As rescue teams continued their work in Chasiv Yar on Sunday, the broader war showed no signs of slowing. The apartment building strike was one incident in a grinding campaign that had already reshaped the map of eastern Ukraine and displaced millions. The search for survivors in the rubble would continue, but the larger question—how long the fighting would last and at what cost—remained unanswered.
Notable Quotes
The first was somewhere in the kitchen. The second, I do not even remember. There was lightning. We ran towards the second entrance and then straight into the basement.— Ludmila, a survivor
I was thrown into the bathroom, it was all chaos, I was in shock, all covered in blood. By the time I left the bathroom, the room was full of rubble, three floors fell down.— Venera, another survivor
The Hearth Conversation Another angle on the story
Why does a single apartment building strike warrant this level of attention when the war has killed thousands?

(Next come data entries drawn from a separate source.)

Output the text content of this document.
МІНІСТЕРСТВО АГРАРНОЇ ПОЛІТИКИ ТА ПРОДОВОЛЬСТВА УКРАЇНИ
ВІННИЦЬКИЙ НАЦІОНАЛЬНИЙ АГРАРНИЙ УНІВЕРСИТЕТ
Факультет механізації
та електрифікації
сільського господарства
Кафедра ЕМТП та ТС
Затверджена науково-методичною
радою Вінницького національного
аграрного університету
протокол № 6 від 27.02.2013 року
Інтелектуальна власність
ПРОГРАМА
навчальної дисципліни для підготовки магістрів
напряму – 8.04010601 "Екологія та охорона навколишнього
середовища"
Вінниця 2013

Because it's a moment where the abstraction becomes concrete. Fifteen people dead in one place, in one night. A woman looking for her kittens in the rubble. That's how people understand war—not through casualty counts, but through the specific, irreversible loss.
The survivors seem almost in shock. Is that typical?
Absolutely. You survive something like that and your mind hasn't caught up yet. You're walking out with an ironing board because your hands need to hold something. You're looking for kittens because that's a problem you can still solve, even though you can't.
Ukraine's calling this terrorism. Is that a legal designation or political rhetoric?
Both. Legally, it matters whether Russia is designated a state sponsor of terrorism—it triggers sanctions, changes how the international community treats the country. But the word itself is also a statement: we're not going to call this war. We're going to call it what we see.
Russia denies targeting civilians. Do they believe that, or is it just what they say?
That's the question no one can answer from outside. What we know is that a five-story apartment building was hit. Whether that was the intended target or collateral damage, the result is the same for the people under the rubble.
The story mentions Ukraine preparing a counter-attack in Kherson. Does that change the calculus for civilians?
It changes everything. If you're a civilian in an occupied town and you hear your own government warning you to leave because fighting is coming, you have to choose between staying under Russian control or fleeing into uncertainty. There's no safe choice.
What happens to the survivors psychologically after something like this?
That's not in the reporting, and maybe that's the point. On Sunday morning, they're still in the immediate aftermath—retrieving belongings, telling their stories to journalists. The real reckoning comes later, when the adrenaline wears off and they have to live with what they've lost.